So channeling my inner Jerry hasn’t worked out that well. So I’m trying a new approach – to have my “Best Year Yet”. Thanks Kelly Exeter.

Have I mentioned how much I love self-help books. Love ’em.  I think of myself as a skeptical being, but I do love to be given advice by someone I don’t have to actually talk to. I gave then up at one point, for quite a while, but I’ve been back on them for some years now.  I think it was Gretchen Rubin’s The Happiness Project that rekindled my love. Closely followed by The Happiness Trap by Dr Russ Harris.  Clearly I had a vague idea that reading books could somehow help me to be happy.  Great books, I recommend both of them (and both of their authors) highly.

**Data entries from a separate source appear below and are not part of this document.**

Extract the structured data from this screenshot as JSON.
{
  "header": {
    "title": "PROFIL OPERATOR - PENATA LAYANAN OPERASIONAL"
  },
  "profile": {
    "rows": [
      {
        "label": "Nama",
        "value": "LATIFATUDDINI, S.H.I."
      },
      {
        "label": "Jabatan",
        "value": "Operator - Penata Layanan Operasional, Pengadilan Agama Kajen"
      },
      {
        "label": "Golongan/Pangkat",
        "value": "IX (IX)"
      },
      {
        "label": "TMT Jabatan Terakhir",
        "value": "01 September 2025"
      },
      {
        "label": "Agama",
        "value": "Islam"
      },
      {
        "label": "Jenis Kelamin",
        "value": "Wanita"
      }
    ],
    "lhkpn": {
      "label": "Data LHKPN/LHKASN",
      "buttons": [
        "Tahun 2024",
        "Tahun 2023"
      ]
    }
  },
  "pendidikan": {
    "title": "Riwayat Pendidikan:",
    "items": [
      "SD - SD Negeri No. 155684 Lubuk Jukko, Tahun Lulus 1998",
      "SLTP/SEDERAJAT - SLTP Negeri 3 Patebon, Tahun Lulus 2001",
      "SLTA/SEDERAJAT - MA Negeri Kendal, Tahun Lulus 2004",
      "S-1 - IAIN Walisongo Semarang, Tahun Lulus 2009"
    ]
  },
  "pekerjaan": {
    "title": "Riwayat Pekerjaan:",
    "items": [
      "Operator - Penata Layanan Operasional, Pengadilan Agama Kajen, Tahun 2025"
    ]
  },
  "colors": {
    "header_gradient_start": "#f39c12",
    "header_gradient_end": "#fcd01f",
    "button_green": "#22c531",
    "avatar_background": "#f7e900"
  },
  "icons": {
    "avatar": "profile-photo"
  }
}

Since then I’ve read heaps of self-help books.  Books on parenting, on positive psychology, on planning and procrastination and writing and personality and weight-loss and nutrition and exercise.

None of these books has dramatically changed my life, if I’m honest.  There has been no overnight transformation, no magical epiphany, no sudden and lasting happiness.

But actually, there has been something.  A shift – faltering and slow – in the way I think. New ideas, new things to try, new recognition of old problems, new enthusiasm to develop into something better.

A few weeks ago I read a lovely little book by a blogger whom I have admired and followed for a while, Kelly Exeter. Clearly Kelly does not need an introduction from me – but if you’re new to this blogging thing and you have somehow stumbled on me before you’ve met her, then go check her out. She’s nothing like me, she’s really got herself together (or if she hasn’t she fakes it well). But she has important stuff to say, and she says some of it in this little book of hers, entitled Your Best Year Yet.

So that’s my new project.  I’m about to turn 42, and I have determined that my 43rd year will be, in fact, my best year yet.  I won’t bore you with all the details, because I have to figure out how to link to Kelly’s site and then I need to go to bed.  And anyway, there’s plenty of time.  And anyway, I haven’t completely worked it out yet.  But I suspect that self-help books will form part of it.

So, in case you are wondering what I’ve been reading lately – I’ve just finished The Slight Edge by Jeff Olsen, which I enjoyed very much.  In a nutshell it says that if you want to do something with your life then you have to actually do it.  Who knew?  But Jeff Olsen says it much more eloquently and elegantly than that, and I got a fair bit out of it.

I’m now reading Life in Half a Second by Matthew Michalewicz.  This was recommended, possibly by the Kelly Exeter that I keep banging on about (I sound like such a fan-girl!), but to be honest I’m not getting into it. Possibly it’s message is too similar to The Slight Edge – but also it has a bit of a melodramatic, “time is running out”, “do something quick” vibe to it which mostly just makes me tired.

Do you read self-help books?  Any recommendations for me?